To write an equation for a line that is perpendicular to another line, you need to follow these steps:
1. Find the slope of the given line.
2. Take the opposite reciprocal of that slope to find the slope of the perpendicular line.
3. Use the slope-intercept form of a line equation (y = mx + b), where m is the slope and b is the y-intercept, to write the equation of the perpendicular line.
Let's apply these steps to the problem you mentioned: Finding an equation of the line that contains (1,8) and is perpendicular to y = 3/4x + 1.
First, identify the slope of the given line. In this case, the slope is 3/4.
Next, find the slope of the perpendicular line by taking its opposite reciprocal. Inverting the slope gives us -4/3.
Now, plug the slope (-4/3) into the slope-intercept form of a line equation, along with the coordinates of the given point (1,8). Let's call the equation of the perpendicular line y = mx + b.

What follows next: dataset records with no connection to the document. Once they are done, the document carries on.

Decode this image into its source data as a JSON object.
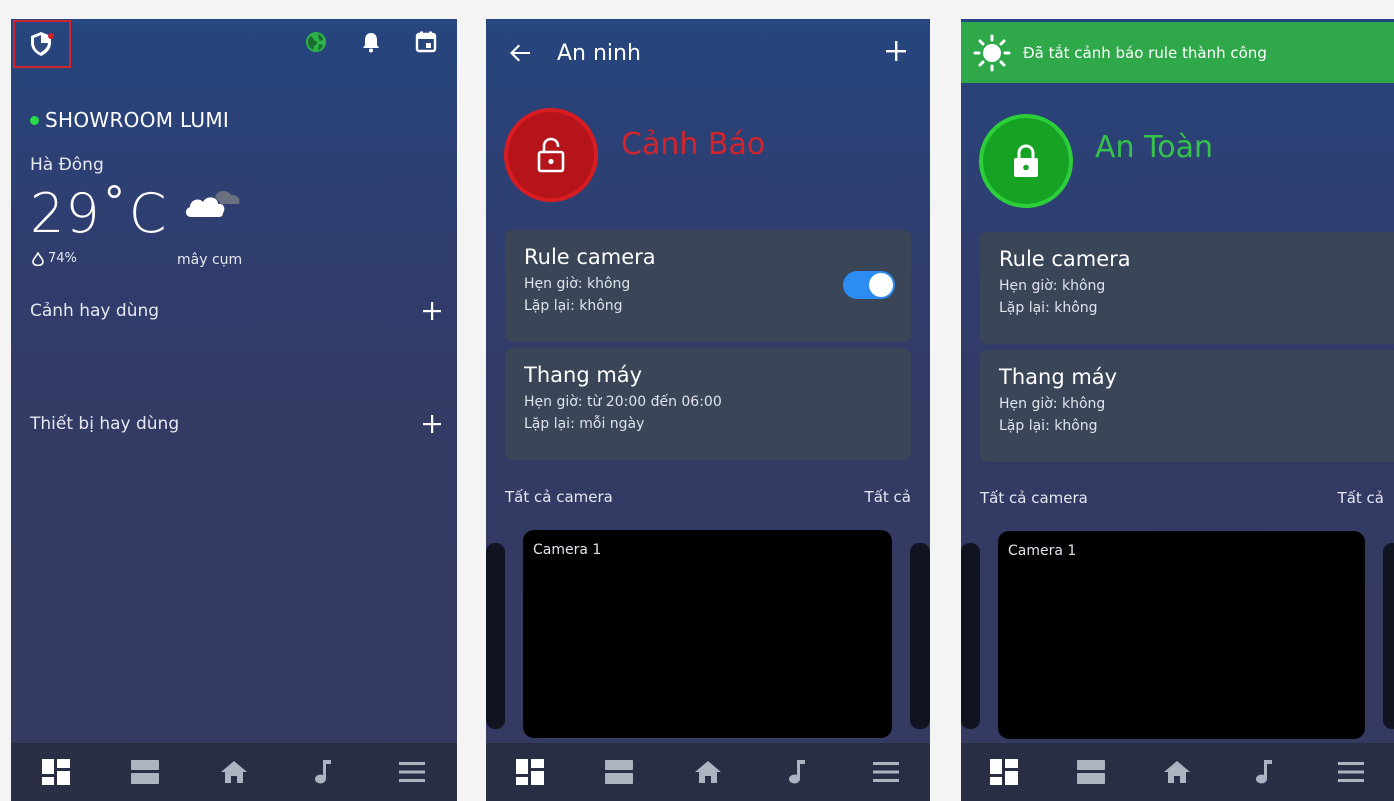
{
  "colors": {
    "alert_red": "#d2242a",
    "safe_green": "#34c24a",
    "toggle_blue": "#2d8cf0",
    "toast_green": "#2fa84a"
  },
  "home": {
    "top_icons": [
      "shield-icon",
      "globe-icon",
      "bell-icon",
      "calendar-icon"
    ],
    "name": "SHOWROOM LUMI",
    "city": "Hà Đông",
    "temperature": "29˚C",
    "humidity": "74%",
    "weather": "mây cụm",
    "favorite_scenes": "Cảnh hay dùng",
    "favorite_devices": "Thiết bị hay dùng"
  },
  "security_alert": {
    "title": "An ninh",
    "status": "Cảnh Báo",
    "rules": [
      {
        "name": "Rule camera",
        "schedule": "Hẹn giờ: không",
        "repeat": "Lặp lại: không",
        "enabled": true
      },
      {
        "name": "Thang máy",
        "schedule": "Hẹn giờ: từ 20:00 đến 06:00",
        "repeat": "Lặp lại: mỗi ngày"
      }
    ],
    "cameras_label": "Tất cả camera",
    "see_all": "Tất cả",
    "camera_name": "Camera 1"
  },
  "security_safe": {
    "toast": "Đã tắt cảnh báo rule thành công",
    "status": "An Toàn",
    "rules": [
      {
        "name": "Rule camera",
        "schedule": "Hẹn giờ: không",
        "repeat": "Lặp lại: không"
      },
      {
        "name": "Thang máy",
        "schedule": "Hẹn giờ: không",
        "repeat": "Lặp lại: không"
      }
    ],
    "cameras_label": "Tất cả camera",
    "see_all": "Tất cả",
    "camera_name": "Camera 1"
  },
  "bottom_nav": [
    "dashboard-icon",
    "rooms-icon",
    "home-icon",
    "music-icon",
    "menu-icon"
  ]
}
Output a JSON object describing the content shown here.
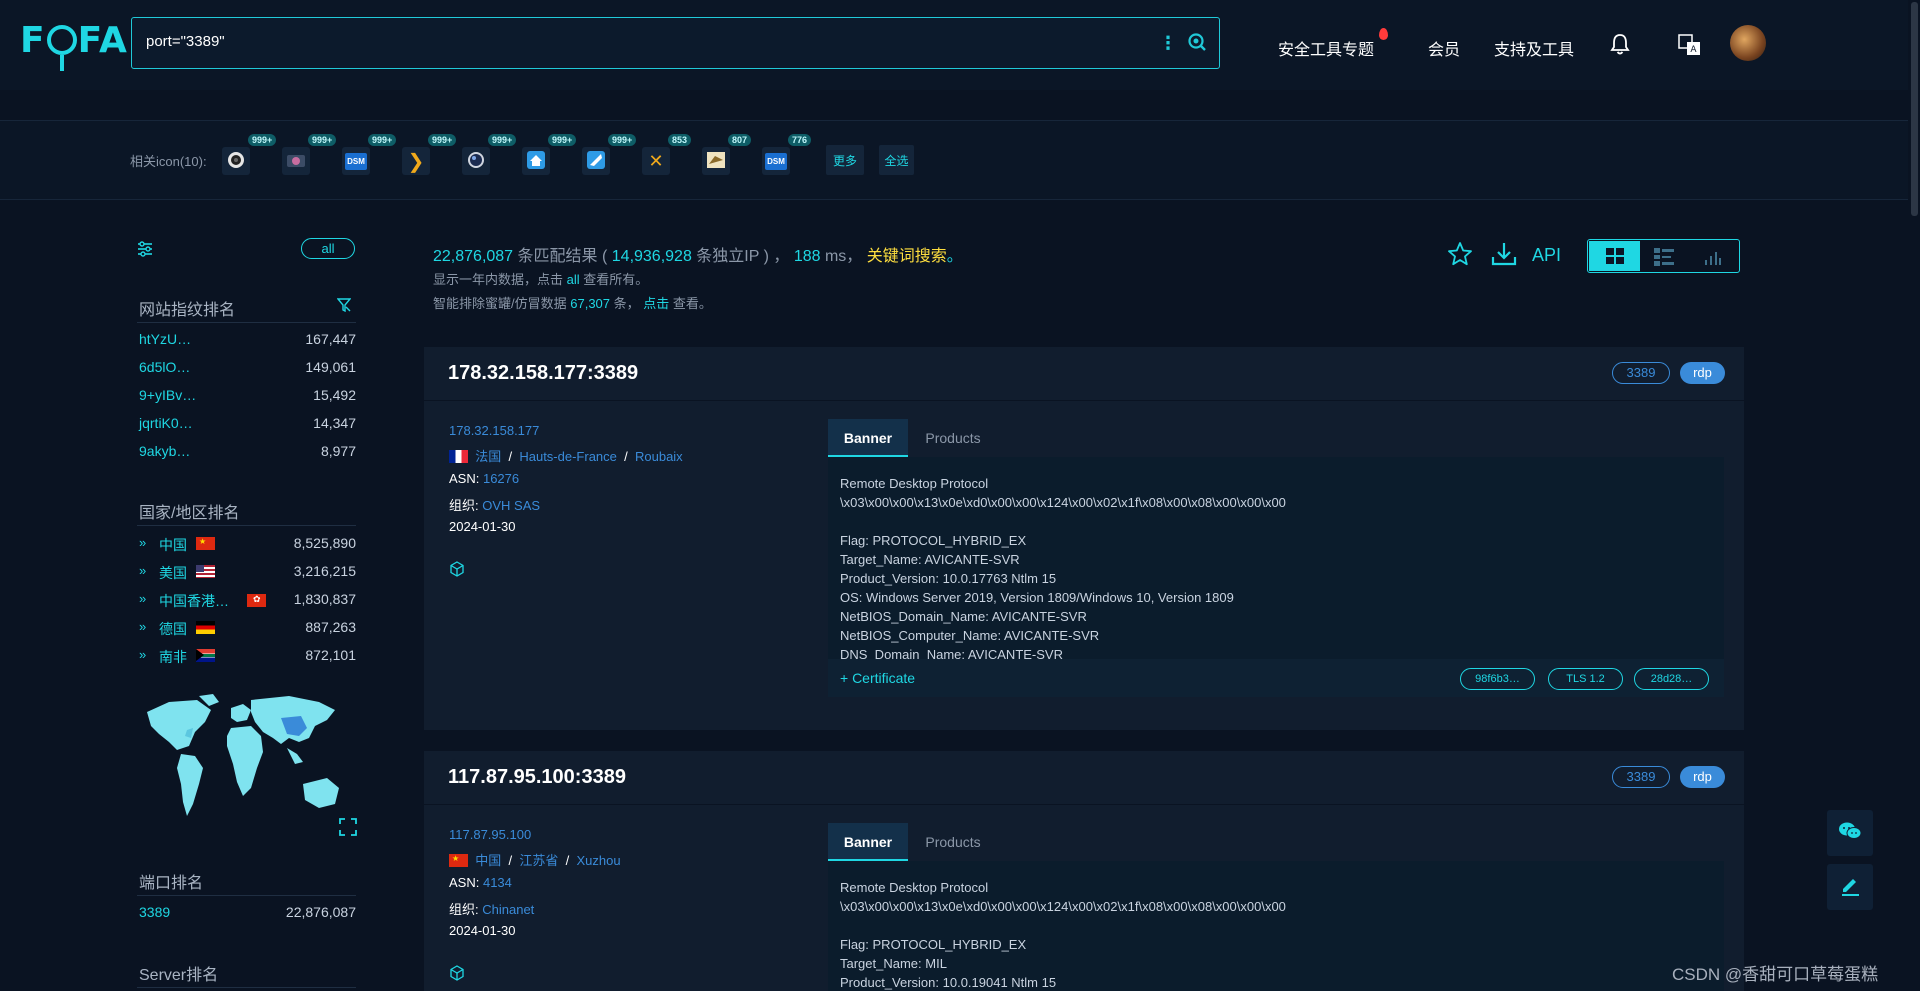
{
  "header": {
    "logo": "FOFA",
    "query": "port=\"3389\"",
    "nav": [
      "安全工具专题",
      "会员",
      "支持及工具"
    ]
  },
  "icon_row": {
    "label": "相关icon(10):",
    "icons": [
      {
        "name": "camera-lens-icon",
        "count": "999+"
      },
      {
        "name": "camera-photo-icon",
        "count": "999+"
      },
      {
        "name": "dsm-icon",
        "count": "999+"
      },
      {
        "name": "plex-chevron-icon",
        "count": "999+"
      },
      {
        "name": "lens-icon",
        "count": "999+"
      },
      {
        "name": "home-network-icon",
        "count": "999+"
      },
      {
        "name": "edge-icon",
        "count": "999+"
      },
      {
        "name": "plex-x-icon",
        "count": "853"
      },
      {
        "name": "bird-logo-icon",
        "count": "807"
      },
      {
        "name": "dsm-icon-2",
        "count": "776"
      }
    ],
    "more": "更多",
    "select_all": "全选"
  },
  "sidebar": {
    "all": "all",
    "fingerprint_title": "网站指纹排名",
    "fingerprints": [
      {
        "name": "htYzU…",
        "value": "167,447"
      },
      {
        "name": "6d5lO…",
        "value": "149,061"
      },
      {
        "name": "9+yIBv…",
        "value": "15,492"
      },
      {
        "name": "jqrtiK0…",
        "value": "14,347"
      },
      {
        "name": "9akyb…",
        "value": "8,977"
      }
    ],
    "country_title": "国家/地区排名",
    "countries": [
      {
        "name": "中国",
        "value": "8,525,890"
      },
      {
        "name": "美国",
        "value": "3,216,215"
      },
      {
        "name": "中国香港…",
        "value": "1,830,837"
      },
      {
        "name": "德国",
        "value": "887,263"
      },
      {
        "name": "南非",
        "value": "872,101"
      }
    ],
    "port_title": "端口排名",
    "ports": [
      {
        "name": "3389",
        "value": "22,876,087"
      }
    ],
    "server_title": "Server排名"
  },
  "results": {
    "total": "22,876,087",
    "matched_label": "条匹配结果 (",
    "unique_ip": "14,936,928",
    "unique_ip_label": "条独立IP ) ，",
    "ms": "188",
    "ms_label": "ms，",
    "keyword": "关键词搜索",
    "period": "。",
    "sub1_a": "显示一年内数据，点击",
    "sub1_all": "all",
    "sub1_b": "查看所有。",
    "sub2_a": "智能排除蜜罐/仿冒数据",
    "sub2_count": "67,307",
    "sub2_b": "条，",
    "sub2_click": "点击",
    "sub2_c": "查看。",
    "api": "API"
  },
  "cards": [
    {
      "host": "178.32.158.177:3389",
      "port_tag": "3389",
      "proto_tag": "rdp",
      "ip": "178.32.158.177",
      "country": "法国",
      "region": "Hauts-de-France",
      "city": "Roubaix",
      "asn_label": "ASN:",
      "asn": "16276",
      "org_label": "组织:",
      "org": "OVH SAS",
      "date": "2024-01-30",
      "tab_banner": "Banner",
      "tab_products": "Products",
      "banner": [
        "Remote Desktop Protocol",
        "\\x03\\x00\\x00\\x13\\x0e\\xd0\\x00\\x00\\x124\\x00\\x02\\x1f\\x08\\x00\\x08\\x00\\x00\\x00",
        "",
        "Flag: PROTOCOL_HYBRID_EX",
        "Target_Name: AVICANTE-SVR",
        "Product_Version: 10.0.17763 Ntlm 15",
        "OS: Windows Server 2019, Version 1809/Windows 10, Version 1809",
        "NetBIOS_Domain_Name: AVICANTE-SVR",
        "NetBIOS_Computer_Name: AVICANTE-SVR",
        "DNS_Domain_Name: AVICANTE-SVR"
      ],
      "certificate": "+ Certificate",
      "chips": [
        "98f6b3…",
        "TLS 1.2",
        "28d28…"
      ]
    },
    {
      "host": "117.87.95.100:3389",
      "port_tag": "3389",
      "proto_tag": "rdp",
      "ip": "117.87.95.100",
      "country": "中国",
      "region": "江苏省",
      "city": "Xuzhou",
      "asn_label": "ASN:",
      "asn": "4134",
      "org_label": "组织:",
      "org": "Chinanet",
      "date": "2024-01-30",
      "tab_banner": "Banner",
      "tab_products": "Products",
      "banner": [
        "Remote Desktop Protocol",
        "\\x03\\x00\\x00\\x13\\x0e\\xd0\\x00\\x00\\x124\\x00\\x02\\x1f\\x08\\x00\\x08\\x00\\x00\\x00",
        "",
        "Flag: PROTOCOL_HYBRID_EX",
        "Target_Name: MIL",
        "Product_Version: 10.0.19041 Ntlm 15"
      ]
    }
  ],
  "watermark": "CSDN @香甜可口草莓蛋糕",
  "colors": {
    "accent": "#1fd7e3",
    "link": "#3a8bd9",
    "highlight": "#ffdf3f",
    "background": "#0a1322"
  }
}
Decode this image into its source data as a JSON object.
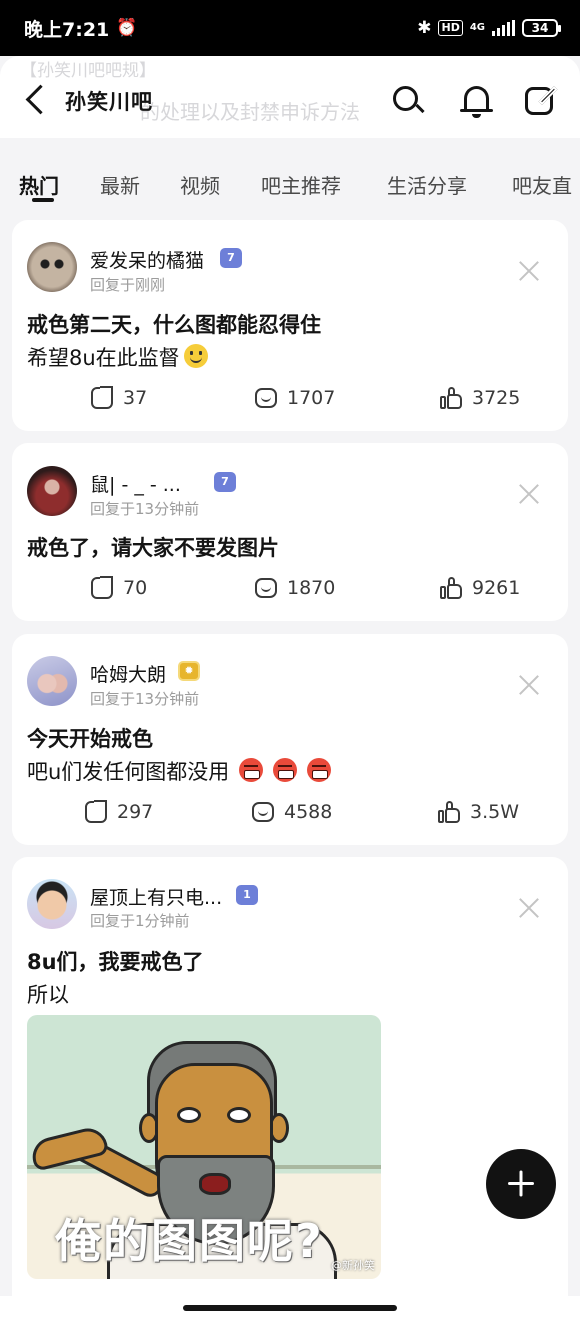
{
  "status_bar": {
    "time": "晚上7:21",
    "network": "4G",
    "battery": "34"
  },
  "header": {
    "title": "孙笑川吧",
    "ghost_notice_1": "【孙笑川吧吧规】",
    "ghost_notice_2": "的处理以及封禁申诉方法"
  },
  "tabs": [
    {
      "label": "热门",
      "active": true
    },
    {
      "label": "最新"
    },
    {
      "label": "视频"
    },
    {
      "label": "吧主推荐"
    },
    {
      "label": "生活分享"
    },
    {
      "label": "吧友直"
    }
  ],
  "posts": [
    {
      "author": "爱发呆的橘猫",
      "level": "7",
      "time": "回复于刚刚",
      "title": "戒色第二天，什么图都能忍得住",
      "body": "希望8u在此监督",
      "shares": "37",
      "comments": "1707",
      "likes": "3725"
    },
    {
      "author": "鼠| - _ - ...",
      "level": "7",
      "time": "回复于13分钟前",
      "title": "戒色了，请大家不要发图片",
      "body": "",
      "shares": "70",
      "comments": "1870",
      "likes": "9261"
    },
    {
      "author": "哈姆大朗",
      "level": "",
      "time": "回复于13分钟前",
      "title": "今天开始戒色",
      "body": "吧u们发任何图都没用",
      "shares": "297",
      "comments": "4588",
      "likes": "3.5W"
    },
    {
      "author": "屋顶上有只电...",
      "level": "1",
      "time": "回复于1分钟前",
      "title": "8u们，我要戒色了",
      "body": "所以",
      "image_caption": "俺的图图呢?",
      "image_watermark": "@新孙笑"
    }
  ],
  "colors": {
    "background": "#f4f4f6",
    "card": "#ffffff",
    "fab": "#121212",
    "level_badge": "#6d7fd8"
  }
}
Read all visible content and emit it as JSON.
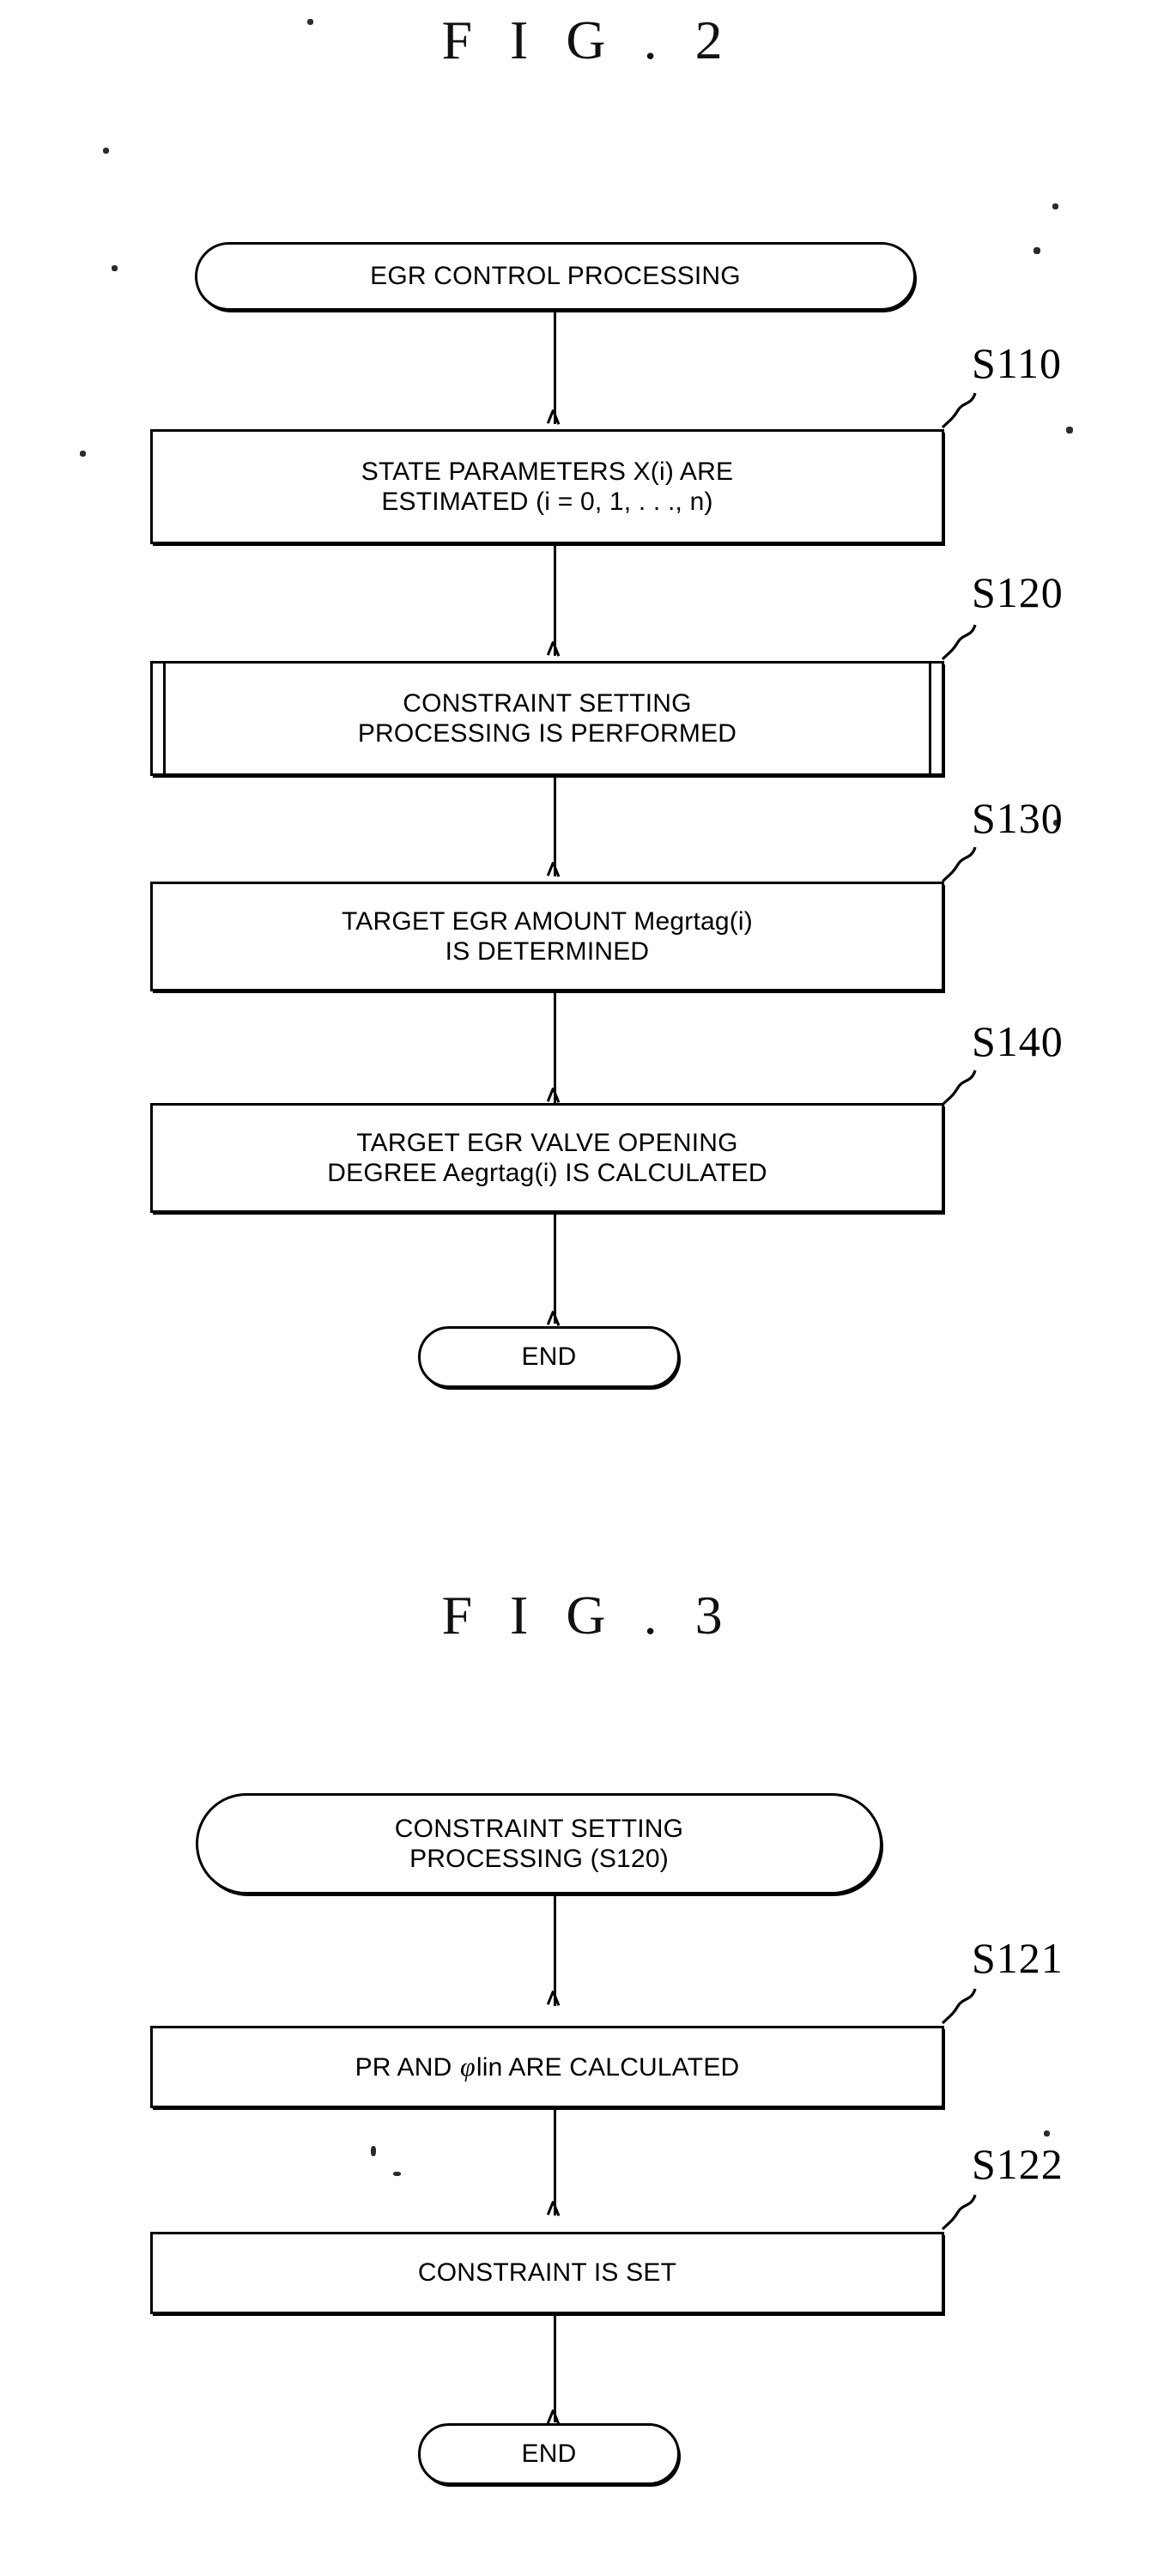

Plugging in the values, we have:
8 = (-4/3)(1) + b
To solve for b, multiply -4/3 by 1 and add it to both sides:
8 = -4/3 + b
To get rid of the fraction, rewrite 8 as 24/3:
24/3 = -4/3 + b
Next, simplify:
24/3 = -4/3 + 3b/3
Combine the fractions:
8 = -4 + 3b/3
To isolate b, subtract -4 from 8:
8 + 4 = 3b/3
12 = 3b/3
Again, to simplify fractions, multiply both sides by 3:
3 * 12 = 3 * 3b/3
36 = 3b
Divide both sides by 3:
36/3 = 3b/3
12 = b
So the y-intercept, b, is 12.
Now that we have the slope (-4/3) and the y-intercept (12), we can write the equation of the perpendicular line:
y = (-4/3)x + 12
This is the correct equation of the line that contains the point (1,8) and is perpendicular to y = 3/4x + 1.